Le detrazioni non sono riconosciute e l’importo eventualmente fruito viene recuperato dagli uffici quando:

  • non è stata effettuata la comunicazione preventiva all’Asl competente, se obbligatoria;
  • il pagamento non è stato eseguito tramite bonifico bancario o postale o è stato effettuato un bonifico che non riporti le indicazioni richieste (causale del 22 Ristrutturazioni edilizie: le agevolazioni fiscali – LUGLIO 2019 versamento, codice fiscale del beneficiario della detrazione, numero di partita Iva o codice fiscale del soggetto a favore del quale il bonifico è effettuato).
    In merito a questo adempimento, con la circolare n. 43/E del 18 novembre 2016, l’Agenzia delle Entrate ha precisato che il contribuente non perde il diritto all’agevolazione se, per errore, ha utilizzato un bonifico diverso da quello “dedicato” o se lo ha compilato in modo errato, cioè in maniera tale da non consentire a banche, Poste italiane o altri istituti di pagamento di effettuare la ritenuta d’acconto dell’8%. Per usufruire dell’agevolazione, tuttavia, in queste ipotesi è necessario farsi rilasciare una dichiarazione sostitutiva di atto notorio in cui il beneficiario dell’accredito attesti di aver ricevuto le somme e di averle incluse nella propria contabilità d’impresa;
  • non sono esibite le fatture o le ricevute che dimostrano le spese effettuate;
  • non è esibita la ricevuta del bonifico o questa è intestata a persona diversa da quella che richiede la detrazione;
  • le opere edilizie eseguite non rispettano le norme urbanistiche ed edilizie comunali;
  • sono state violate le norme sulla sicurezza nei luoghi di lavoro e quelle relative agli obblighi contributivi.

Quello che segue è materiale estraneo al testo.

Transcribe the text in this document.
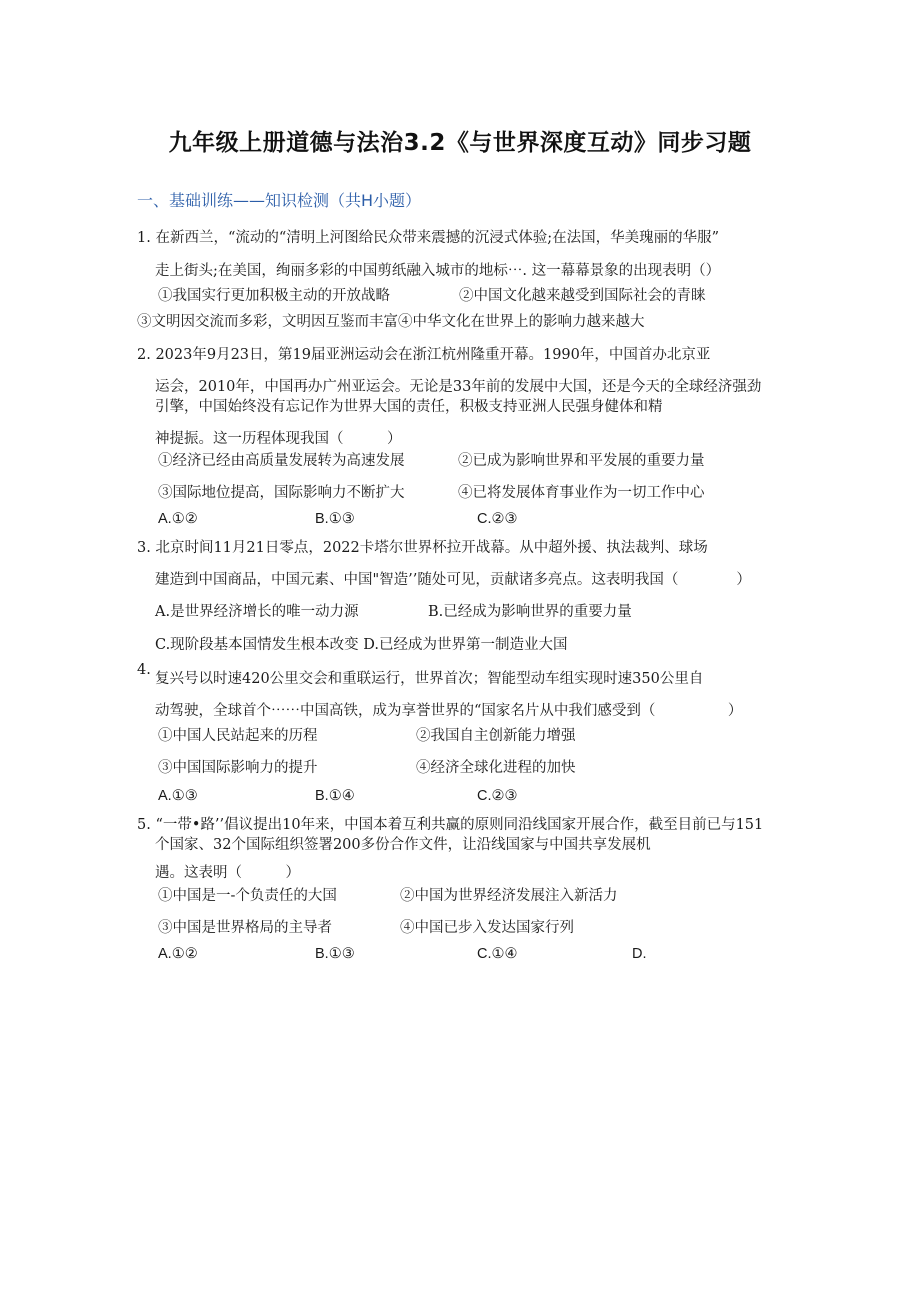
九年级上册道德与法治3.2《与世界深度互动》同步习题
一、基础训练——知识检测（共H小题）
1. 在新西兰，“流动的“清明上河图给民众带来震撼的沉浸式体验;在法国，华美瑰丽的华服”
走上街头;在美国，绚丽多彩的中国剪纸融入城市的地标⋯. 这一幕幕景象的出现表明（）
①我国实行更加积极主动的开放战略	②中国文化越来越受到国际社会的青睐
③文明因交流而多彩，文明因互鉴而丰富④中华文化在世界上的影响力越来越大
2. 2023年9月23日，第19届亚洲运动会在浙江杭州隆重开幕。1990年，中国首办北京亚
运会，2010年，中国再办广州亚运会。无论是33年前的发展中大国，还是今天的全球经济强劲
引擎，中国始终没有忘记作为世界大国的责任，积极支持亚洲人民强身健体和精
神提振。这一历程体现我国（　　　）
①经济已经由高质量发展转为高速发展	②已成为影响世界和平发展的重要力量
③国际地位提高，国际影响力不断扩大	④已将发展体育事业作为一切工作中心
A.①②	B.①③	C.②③
3. 北京时间11月21日零点，2022卡塔尔世界杯拉开战幕。从中超外援、执法裁判、球场
建造到中国商品，中国元素、中国"智造’’随处可见，贡献诸多亮点。这表明我国（　　　　）
A.是世界经济增长的唯一动力源	B.已经成为影响世界的重要力量
C.现阶段基本国情发生根本改变 D.已经成为世界第一制造业大国
4.
复兴号以时速420公里交会和重联运行，世界首次；智能型动车组实现时速350公里自
动驾驶，全球首个⋯⋯中国高铁，成为享誉世界的“国家名片从中我们感受到（　　　　　）
①中国人民站起来的历程	②我国自主创新能力增强
③中国国际影响力的提升	④经济全球化进程的加快
A.①③	B.①④	C.②③
5. “一带•路’’倡议提出10年来，中国本着互利共赢的原则同沿线国家开展合作，截至目前已与151
个国家、32个国际组织签署200多份合作文件，让沿线国家与中国共享发展机
遇。这表明（　　　）
①中国是一-个负责任的大国	②中国为世界经济发展注入新活力
③中国是世界格局的主导者	④中国已步入发达国家行列
A.①②	B.①③	C.①④	D.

In caso si verifichino queste violazioni il contribuente non perde l’agevolazione se è in possesso di una dichiarazione della ditta esecutrice dei lavori (resa ai sensi del Dpr 445/2000) che attesta l’osservanza delle suddette norme.

Aliquota IVA da applicare in fattura per le inferriate

L’Agenzia delle Entrate con la Circolare 15/E del 12 luglio 2018 la Legge di bilancio 2018 (L. 205/2017) ha fornito una norma di interpretazione autentica in merito ai beni significativi, legando l’aliquota IVA all’autonomia funzionale delle componenti staccate rispetto ai beni significativi indicati nel D.M.29 dicembre 1999.

Le grate di sicurezza, installate al fine di prevenire atti illeciti da parte di terzi sono soggette all’aliquota del 10%.